Acts chapter 2 says that 3,000 believers were added to that small circle of Galileans on Pentecost, and for that reason we account this feast day as the birthday of the Church. As Jesus had promised, 10 days after his ascension the expected Advocate has come. The Spirit has descended on the apostles, and enabled this small band of rural Galileans, fishermen and carpenters many of them, to preach Christ crucified and risen again with such power and conviction that the gospel has never died -- it is the same gospel that has come down to us here today. We are gathered together in this church this morning just like the apostles in that upper room on Pentecost. In a few moments we will call upon God’s Spirit to bless and sanctify the bread and wine that we will offer, and our very selves. We will eat of the body of Christ and we will drink of the one Spirit, like generations of Christians before us. Though we are many people from many places with many different gifts, we are one in the one Spirit.

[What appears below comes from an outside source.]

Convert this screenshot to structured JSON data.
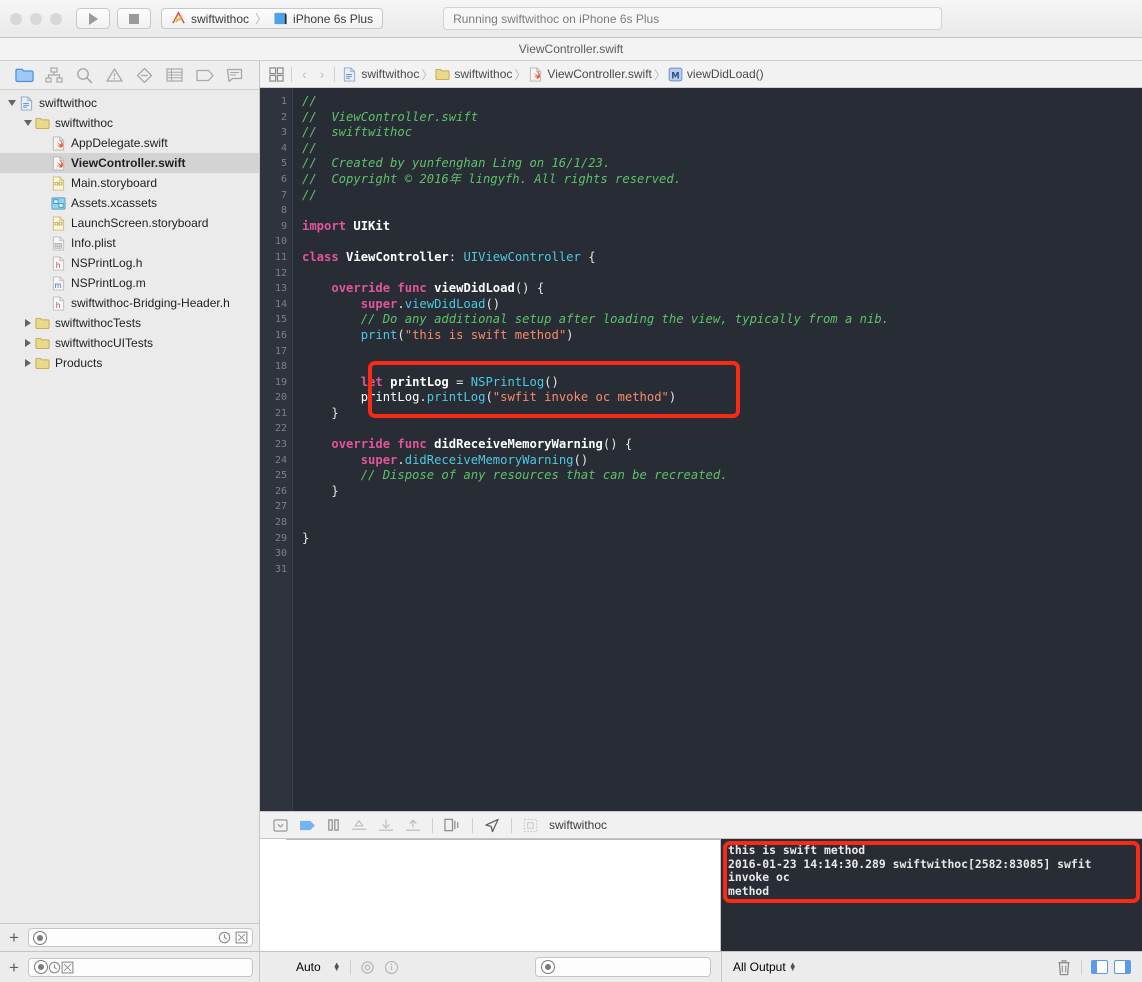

In the Gospel of Luke, Jesus says, “I desired to gather your children together as a hen gathers her brood under her wings.” And so it has come to be. Like my grandmother’s chickens, we gather together to be fed with the food of eternal life. We trust in our savior to feed us and sustain us. We remain forever in God’s Holy Spirit come down to us and the Spirit remains in us, abiding with us, constantly at our side, brooding over the earth like a mother over her children. ~~ AMEN.